Prefeitura recolhe 500 quilos de resíduos de saúde e faz chamado pelo descarte deste tipo de lixo

Dos cerca de 500 quilos de resíduos hospitalares
recolhidos todo mês em Quatis pela prefeitura, apenas 30 por cento vêm dos
imóveis residenciais e comerciais, sendo que os 70 por cento restantes são
provenientes das unidades médicas da Secretaria Municipal de Saúde e do
Hospital São Lucas, instituição filantrópica responsável pelo atendimento de
emergência na cidade, através de um convênio com o SUS (Sistema Único de
Saúde).

O índice menor de materiais
encaminhados por moradias e unidades comerciais levou a Secretaria de Meio Ambiente
do Município a iniciar esta semana uma campanha educativa com o objetivo de
conscientizar a população a respeito da importância do descarte correto destes
materiais.

Em Quatis, a coleta de lixo
hospitalar acontece duas vezes por semana, de 8 às 17 horas, sob a
responsabilidade da Servioeste Rio de Janeiro Ltda, empresa contratada pela
prefeitura para a realização deste serviço.
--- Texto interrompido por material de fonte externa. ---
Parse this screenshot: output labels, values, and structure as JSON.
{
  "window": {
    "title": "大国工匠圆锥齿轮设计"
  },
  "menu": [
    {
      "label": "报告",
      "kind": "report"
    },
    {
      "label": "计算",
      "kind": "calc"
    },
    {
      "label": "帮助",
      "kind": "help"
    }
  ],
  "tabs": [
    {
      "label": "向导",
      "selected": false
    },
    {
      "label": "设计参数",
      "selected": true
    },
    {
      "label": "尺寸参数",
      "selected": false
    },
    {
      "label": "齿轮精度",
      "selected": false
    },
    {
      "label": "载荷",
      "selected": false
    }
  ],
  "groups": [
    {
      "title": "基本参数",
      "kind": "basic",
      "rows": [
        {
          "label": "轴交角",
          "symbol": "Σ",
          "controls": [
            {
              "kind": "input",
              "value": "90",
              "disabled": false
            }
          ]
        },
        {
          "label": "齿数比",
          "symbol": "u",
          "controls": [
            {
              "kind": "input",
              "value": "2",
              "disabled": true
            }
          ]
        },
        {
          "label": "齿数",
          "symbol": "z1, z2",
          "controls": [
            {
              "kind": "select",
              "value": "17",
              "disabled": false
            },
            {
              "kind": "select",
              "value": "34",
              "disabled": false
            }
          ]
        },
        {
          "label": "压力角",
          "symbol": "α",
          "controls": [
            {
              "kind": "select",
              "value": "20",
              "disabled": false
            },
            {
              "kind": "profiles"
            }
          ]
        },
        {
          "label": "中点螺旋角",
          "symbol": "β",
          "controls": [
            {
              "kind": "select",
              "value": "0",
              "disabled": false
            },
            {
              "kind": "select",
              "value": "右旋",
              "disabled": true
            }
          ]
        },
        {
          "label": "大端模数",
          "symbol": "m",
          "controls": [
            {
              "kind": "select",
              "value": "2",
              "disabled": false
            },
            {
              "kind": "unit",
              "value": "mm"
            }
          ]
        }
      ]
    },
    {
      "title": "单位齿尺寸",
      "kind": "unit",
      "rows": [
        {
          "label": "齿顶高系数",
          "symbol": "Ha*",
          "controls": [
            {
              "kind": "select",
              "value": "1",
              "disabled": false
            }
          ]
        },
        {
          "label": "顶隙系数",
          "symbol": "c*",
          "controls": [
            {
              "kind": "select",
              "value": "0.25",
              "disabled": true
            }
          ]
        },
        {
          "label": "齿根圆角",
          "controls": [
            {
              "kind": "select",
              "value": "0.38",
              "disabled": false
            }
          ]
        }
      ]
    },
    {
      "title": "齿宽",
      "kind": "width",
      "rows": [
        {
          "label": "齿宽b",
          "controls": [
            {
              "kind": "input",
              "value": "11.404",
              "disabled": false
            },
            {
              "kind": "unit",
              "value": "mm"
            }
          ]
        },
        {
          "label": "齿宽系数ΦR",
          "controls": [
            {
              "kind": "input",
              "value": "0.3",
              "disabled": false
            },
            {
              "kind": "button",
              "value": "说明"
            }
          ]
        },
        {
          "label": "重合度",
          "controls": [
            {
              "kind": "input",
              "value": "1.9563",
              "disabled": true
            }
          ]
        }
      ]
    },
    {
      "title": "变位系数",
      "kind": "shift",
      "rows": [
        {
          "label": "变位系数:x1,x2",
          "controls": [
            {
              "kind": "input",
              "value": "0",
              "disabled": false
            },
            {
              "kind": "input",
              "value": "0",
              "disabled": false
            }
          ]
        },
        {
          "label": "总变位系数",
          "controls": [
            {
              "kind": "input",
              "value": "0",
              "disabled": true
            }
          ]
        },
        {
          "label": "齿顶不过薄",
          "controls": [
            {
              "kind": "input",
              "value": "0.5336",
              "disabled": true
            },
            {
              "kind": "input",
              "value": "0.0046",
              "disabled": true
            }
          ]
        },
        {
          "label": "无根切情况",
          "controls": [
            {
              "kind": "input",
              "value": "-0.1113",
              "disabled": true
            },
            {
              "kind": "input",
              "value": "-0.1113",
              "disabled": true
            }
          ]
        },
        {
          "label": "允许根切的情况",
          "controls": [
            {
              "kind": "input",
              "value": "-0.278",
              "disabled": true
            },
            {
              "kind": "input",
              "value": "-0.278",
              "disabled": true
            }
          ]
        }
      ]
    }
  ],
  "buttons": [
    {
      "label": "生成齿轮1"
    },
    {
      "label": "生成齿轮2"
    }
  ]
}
Na terça-feira, o recolhimento é
feito nas seguintes unidades médicas: Clínica da Família; postos de saúde dos
bairros Mirandópolis, Jardim Independência e Jardim Pollastri; Casa da Criança,
e Centro Odontológico.

Já na quinta-feira, a coleta acontece
na Policlínica, Casa da Mulher, Serviço de Vigilância Sanitária e Ambiental do
Município; unidade básica de saúde de São Joaquim e unidade básica de Falcão. No
Hospital São Lucas, que não funciona como um ponto receptor dos materiais, ao
contrário das unidades médicas da prefeitura, os resíduos hospitalares são
recolhidos às terças e quintas-feiras.

– O nosso chamado é para que
os moradores de Quatis não deixem resíduos de saúde armazenados em seus imóveis
e não os misture com o lixo comum. O lixo hospitalar deve ser levado para
qualquer uma das unidades médicas da prefeitura, em qualquer dia útil da
semana, sendo depositado em recipientes próprios destinados a este tipo de
material. Adotado esse procedimento, todos os resíduos vão ser recolhidos pela
empresa encarregada – destacou o diretor do Departamento de Licenciamento,
Fiscalização e Controle da Secretaria Municipal de Meio Ambiente, Jailson
Batista.   

Segundo as instituições
especializadas, das 150 mil toneladas de lixo urbano recolhidas diariamente no
Brasil, de dois a três por cento desta quantidade correspondem aos resíduos da
área de saúde. E a OMS (Organização Mundial da Saúde) declara que 15 por cento
do lixo hospitalar são considerados “altamente perigoso por conter teor tóxico,
infeccioso ou radioativo”.

         O descarte incorreto dos
resíduos de saúde, principalmente medicamentos vencidos, seringas, agulhas,
giletes e ampolas de injeções, contamina os mananciais e as áreas com vegetação
na cidade, afetando diretamente a preservação do meio ambiente, além de causar
problemas para a saúde das pessoas. O contato com qualquer tipo de lixo
hospitalar ou elemento da natureza contaminado pelos resíduos pode ocasionar
doenças, através da transmissão de vírus, entre elas, a hepatite. Após ser
coletado em Quatis, este tipo de lixo passa por um processo de descontaminação
e posteriormente é descartado no Centro de Tratamento de Resíduos de Barra
Mansa.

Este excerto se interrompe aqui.